Lecture 4-1: Gradient Method: Part 1#

Download the original slides: CMSE382-Lec4_1.pdf

Warning

This is an AI-generated transcript of the lecture slides and may contain errors or inaccuracies. Please refer to the original course materials for authoritative content.


Descent Direction#

Topics Covered#

Topics:

  • Descent direction

  • Gradient descent algorithm

Announcements:

  • Quiz 2 on Wednesday, Feb 4

  • Office hours posted on course webpage


Descent Direction#

Analytical approach:

  • Goal: Solve \(\min\{f(\textbf{x}) \mid \textbf{x} \in \mathbb{R}^n\}\)

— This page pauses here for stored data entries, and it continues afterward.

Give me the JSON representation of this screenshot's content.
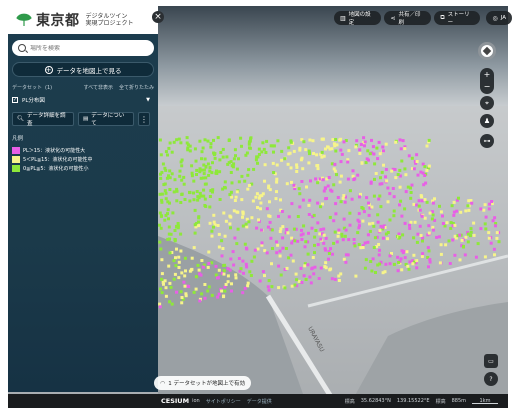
{
  "brand": {
    "org": "東京都",
    "project_line1": "デジタルツイン",
    "project_line2": "実現プロジェクト"
  },
  "close_label": "×",
  "search": {
    "placeholder": "場所を検索"
  },
  "add_data": {
    "label": "データを地図上で見る"
  },
  "dataset": {
    "title": "データセット",
    "count": "(1)",
    "action_1": "すべて非表示",
    "action_2": "全て折りたたみ"
  },
  "layer": {
    "name": "PL分布図",
    "checked": "✓"
  },
  "tools": {
    "details_label": "データ詳細を調査",
    "about_label": "データについて",
    "more_label": "⋮"
  },
  "legend": {
    "title": "凡例",
    "items": [
      {
        "label": "PL＞15：液状化の可能性大",
        "color": "#e85fe6"
      },
      {
        "label": "5＜PL≦15：液状化の可能性中",
        "color": "#f7f48a"
      },
      {
        "label": "0≦PL≦5：液状化の可能性小",
        "color": "#8ee83a"
      }
    ]
  },
  "topbar": {
    "map_settings": "地図の設定",
    "share": "共有／印刷",
    "story": "ストーリー",
    "lang": "JA"
  },
  "controls": {
    "zoom_in": "+",
    "zoom_out": "−"
  },
  "status": {
    "message": "1 データセットが地図上で有効"
  },
  "footer": {
    "cesium": "CESIUM",
    "ion": "ion",
    "privacy": "サイトポリシー",
    "data_attribution": "データ提供",
    "elevation_label": "標高",
    "lat": "35.62843°N",
    "lon": "139.15522°E",
    "height_label": "標高",
    "height": "885m",
    "scale": "1km"
  },
  "map": {
    "road_label": "URAYASU",
    "colors": {
      "high": "#e85fe6",
      "mid": "#f7f48a",
      "low": "#8ee83a",
      "sky_top": "#4a5660",
      "sky_bottom": "#d3d6d8",
      "ground": "#b8bcbf",
      "water": "#5b5e61"
    }
  }
}
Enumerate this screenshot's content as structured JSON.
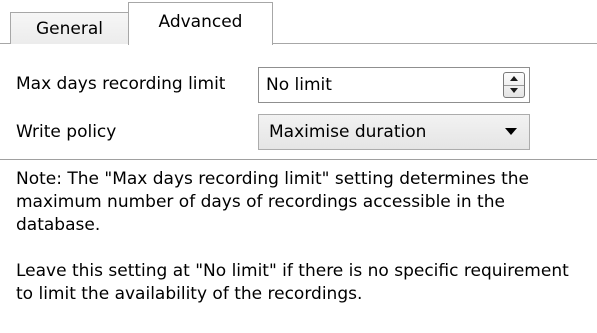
{
  "tabs": [
    {
      "label": "General",
      "selected": false
    },
    {
      "label": "Advanced",
      "selected": true
    }
  ],
  "form": {
    "max_days": {
      "label": "Max days recording limit",
      "value": "No limit"
    },
    "write_policy": {
      "label": "Write policy",
      "value": "Maximise duration"
    }
  },
  "note": {
    "paragraph1": "Note: The \"Max days recording limit\" setting determines the maximum number of days of recordings accessible in the database.",
    "paragraph2": "Leave this setting at \"No limit\" if there is no specific requirement to limit the availability of the recordings."
  },
  "icons": {
    "spinner": "spin-up-down-icon",
    "dropdown": "chevron-down-icon"
  }
}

  • Set \(\nabla f(\mathbf{x}) = 0\) and find the stationary points \(\{\mathbf{x}^*\}_i\)

  • Test \(\nabla^2 f\) at each \(\mathbf{x}^*\) to identify local optima

  • Find any other potential global optima (e.g., boundary points)

What if that’s not an option?

For example, where is \(\nabla f(x,y,z) = \mathbf{0}\) for

\[\begin{split}\nabla f(x,y,z) = \begin{bmatrix} 3x - \cos(yz) - \frac32 \\ 4x^2 - 625y^2 + 2y - 1 \\ e^{-xy} + 20z + 10\pi \end{bmatrix}\end{split}\]

(I don’t wanna….)


Idea: The Foggy Mountain Analogy#

Photo by Ricardo Gomez Angel on Unsplash.


Descent Direction#

Given \(f:\mathbb{R}^n \to \mathbb{R}\) which is continuously differentiable.

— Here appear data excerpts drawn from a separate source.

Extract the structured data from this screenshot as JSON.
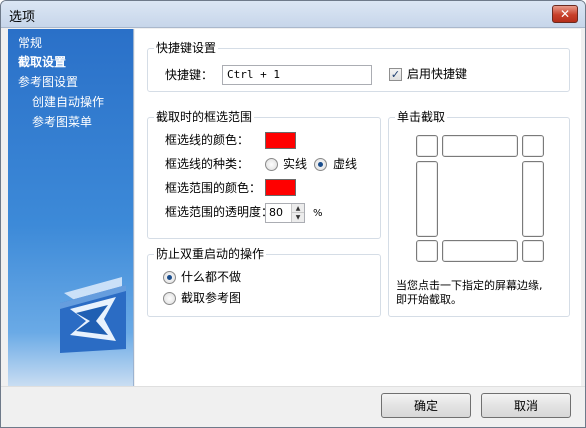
{
  "window": {
    "title": "选项",
    "close_glyph": "✕"
  },
  "sidebar": {
    "items": [
      {
        "label": "常规"
      },
      {
        "label": "截取设置"
      },
      {
        "label": "参考图设置"
      },
      {
        "label": "创建自动操作"
      },
      {
        "label": "参考图菜单"
      }
    ],
    "logo_icon": "app-logo-icon"
  },
  "shortcut": {
    "group_title": "快捷键设置",
    "label": "快捷键：",
    "value": "Ctrl + 1",
    "enable_label": "启用快捷键",
    "enabled": true
  },
  "selection": {
    "group_title": "截取时的框选范围",
    "line_color_label": "框选线的颜色：",
    "line_color": "#ff0000",
    "line_type_label": "框选线的种类：",
    "line_type_options": [
      "实线",
      "虚线"
    ],
    "line_type_selected": "虚线",
    "range_color_label": "框选范围的颜色：",
    "range_color": "#ff0000",
    "opacity_label": "框选范围的透明度：",
    "opacity_value": "80",
    "opacity_unit": "%"
  },
  "prevent": {
    "group_title": "防止双重启动的操作",
    "options": [
      "什么都不做",
      "截取参考图"
    ],
    "selected": "什么都不做"
  },
  "click_capture": {
    "group_title": "单击截取",
    "hint_line1": "当您点击一下指定的屏幕边缘,",
    "hint_line2": "即开始截取。"
  },
  "footer": {
    "ok_label": "确定",
    "cancel_label": "取消"
  }
}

Definition: The directional derivative of \(f\) at \(\mathbf{x}\) along the direction \(\mathbf{d}\) is defined as

\[f'(\mathbf{x};\mathbf{d})=\nabla f(\mathbf{x})^\top\mathbf{d}.\]
  • Gives the instantaneous rate of change of \(f\) along direction \(\mathbf{d}\) through point \(\mathbf{x}\).

Definition: A nonzero vector \(\mathbf{d} \in \mathbb{R}^n\) is a descent direction of \(f\) at \(\textbf{x}\) if the directional derivative \(f'(\textbf{x};\textbf{d}) = \nabla f(\textbf{x})^\top \textbf{d}\) is negative.

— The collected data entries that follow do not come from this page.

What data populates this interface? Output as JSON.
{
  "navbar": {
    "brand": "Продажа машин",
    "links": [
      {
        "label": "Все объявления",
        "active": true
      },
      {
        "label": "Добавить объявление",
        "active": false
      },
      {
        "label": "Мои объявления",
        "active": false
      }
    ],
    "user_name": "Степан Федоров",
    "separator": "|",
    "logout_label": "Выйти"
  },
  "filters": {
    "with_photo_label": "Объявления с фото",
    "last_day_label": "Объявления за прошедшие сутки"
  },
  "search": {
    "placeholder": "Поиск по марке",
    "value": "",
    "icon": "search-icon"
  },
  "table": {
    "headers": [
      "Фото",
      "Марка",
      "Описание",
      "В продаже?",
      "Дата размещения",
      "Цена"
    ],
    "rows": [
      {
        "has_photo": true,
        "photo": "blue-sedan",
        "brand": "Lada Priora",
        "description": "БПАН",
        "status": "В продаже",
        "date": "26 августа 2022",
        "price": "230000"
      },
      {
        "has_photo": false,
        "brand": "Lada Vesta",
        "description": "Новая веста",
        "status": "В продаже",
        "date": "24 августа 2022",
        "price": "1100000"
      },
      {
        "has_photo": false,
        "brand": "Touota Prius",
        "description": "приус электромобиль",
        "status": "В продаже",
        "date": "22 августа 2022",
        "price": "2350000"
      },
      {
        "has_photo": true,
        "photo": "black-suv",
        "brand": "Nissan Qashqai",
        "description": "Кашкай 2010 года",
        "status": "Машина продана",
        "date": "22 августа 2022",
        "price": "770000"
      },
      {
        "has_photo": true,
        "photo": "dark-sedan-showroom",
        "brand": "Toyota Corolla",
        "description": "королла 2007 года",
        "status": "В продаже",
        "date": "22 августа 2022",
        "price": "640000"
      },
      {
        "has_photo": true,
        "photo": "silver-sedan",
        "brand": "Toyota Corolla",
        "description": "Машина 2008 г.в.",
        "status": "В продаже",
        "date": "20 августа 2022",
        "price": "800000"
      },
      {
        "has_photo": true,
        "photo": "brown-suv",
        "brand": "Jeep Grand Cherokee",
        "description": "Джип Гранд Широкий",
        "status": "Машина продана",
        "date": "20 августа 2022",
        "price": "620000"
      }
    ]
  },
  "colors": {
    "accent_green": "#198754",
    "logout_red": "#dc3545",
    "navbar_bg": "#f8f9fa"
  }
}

Descent Direction (Lemma)#

Lemma: Let \(f\) be a continuously differentiable function over an open set \(U\), and let \(\textbf{x} \in U\). Suppose that \(\textbf{d}\) is a descent direction of \(f\) at \(\textbf{x}\).

Then there exists \(\varepsilon > 0\) such that

\[f(\textbf{x}+t\textbf{d}) < f(\textbf{x})\]

for any \(t \in (0, \varepsilon]\).

Translation: There is a \(t\) such that if you start at \(\textbf{x}\) and move along \(\textbf{d}\) for a distance \(t\), then you will reach a lower function value.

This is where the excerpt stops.